I pull out my laptop for a sec while we wait, and there's a guy in sweatpants kind of humming to himself beside me, checking the afternoon schedule. And it's David Hyde Pierce! Well, alrighty then. He smiles and says hi in that random eye contact kind of way. Okey dokey. If I weren't in enough of a Frasier state of mind, this guy comes out of the rehearsal space.
Before I can get too star struck, they break for lunch. I get to do my thing with the Broadway composer/songwriter and choreographer, which bizarrely enough, doesn't phase me at all. I move around props, change my lighting, chat about the one restaurant near my apartment where people come from all over Stepford to eat because cajun hush puppies and jalapeno cornbread YUMMM. We're posing; we're shooting; we're joking; I'm saying all the normal things like "Lift your chin up just a little bit" and "Keep your head just like that, and just with your eyes look at me. Perfect." etc. Fine.
Then my time in the rehearsal space is up, and I pack it in. I walk out with the reporter and the director, and I have another David Hyde Pierce and Co. encounter as the cast trickles back in. One famous actor after another steps off the elevator, comes out of the bathroom, pulls on a rehearsal skirt. I can not BELIEVE I'm in the presence of so much talent. There are bottles of water, and character shoes, and a rehearsal schedule, and comps request forms for cast members' families, and sign-in sheets.
This is the moment when it hits me- HARD- that this is what every high school musical, drama camp, community theater troupe, regional fringe tour, intensive workshop and college drama department emulates. For so many people, this is what they want to be. This is literally WHERE they want to be. I think of all the people I love(d) who passionately love theater- not just Stephen, though obviously, yes, I thought of him, but especially my college roommates, because 1950s style Cowboy Western play-within-a-play Big! Broadway! Musicals! were never Stephen's bag, persay- and I know that I'm pushing the down elevator button and hitching up my camera bag right in the middle of their dreams.
As the elevator doors close, I'm wondering if the uber-talented actors ever get over it, or if it blows their mind, too, when a woman on the elevator says in an awed sort of voice, "Oh my God, there are SO many talented people in this building. I never get used to it." I've heard that voice before, in my living room every night, in fact, and it's a Law and Order: SVU actress. Which is when I can't keep up the charade of being a quietly cool professional any longer.
(The blurting I mentioned before, it happens now.)
"Oh My God, are you kidding me?! I was just thinking the same thing about you!" She's like, "Me?!? What, the crappy TV lawyer?" So I said, "I just can't believe you're talking about how your mind is blown by other people, because my mind is blown by the fact that I'm in an elevator with Alex Cabot right now." She laughed, and was like, "Well, I'm glad I could do that for you!" And when we got to the lobby, I was all confused and like, "This is the lobby?" BECAUSE I AM AWESOME LIKE THAT and she was all Duh? and then we were walking toward the door, and I stopped to turn my guest pass in at the reception desk, and she was like, "You should probably put your coat on." And that was it.
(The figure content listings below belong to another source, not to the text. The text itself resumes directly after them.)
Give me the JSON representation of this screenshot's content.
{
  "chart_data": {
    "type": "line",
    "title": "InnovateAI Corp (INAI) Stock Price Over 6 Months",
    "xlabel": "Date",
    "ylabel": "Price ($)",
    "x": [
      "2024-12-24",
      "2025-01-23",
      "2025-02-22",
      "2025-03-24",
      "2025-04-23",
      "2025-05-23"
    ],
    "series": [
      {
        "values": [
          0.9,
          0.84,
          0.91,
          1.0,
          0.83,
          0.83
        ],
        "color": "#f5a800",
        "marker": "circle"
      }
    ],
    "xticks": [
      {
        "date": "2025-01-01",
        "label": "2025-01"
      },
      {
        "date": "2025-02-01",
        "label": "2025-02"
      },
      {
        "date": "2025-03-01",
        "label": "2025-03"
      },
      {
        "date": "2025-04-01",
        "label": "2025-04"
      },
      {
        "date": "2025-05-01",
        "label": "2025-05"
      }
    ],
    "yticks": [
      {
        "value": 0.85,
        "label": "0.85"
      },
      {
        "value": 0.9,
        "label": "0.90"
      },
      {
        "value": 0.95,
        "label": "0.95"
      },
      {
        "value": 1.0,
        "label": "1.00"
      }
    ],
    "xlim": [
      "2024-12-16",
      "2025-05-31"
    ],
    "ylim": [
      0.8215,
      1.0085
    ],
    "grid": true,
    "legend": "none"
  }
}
Then I schlepped all my stuff into this Starbucks to caption the photos and write this entry and a kill a little time before my next assignment. In a little while, I'll haul three cameras (two still, one video), a tripod and a laptop up to Lincoln Center for a Julliard student's graduation recital, because someone else's dreams are coming true tonight. And the truth is, mine are, too, even if there will be more high school basketball on the schedule tomorrow.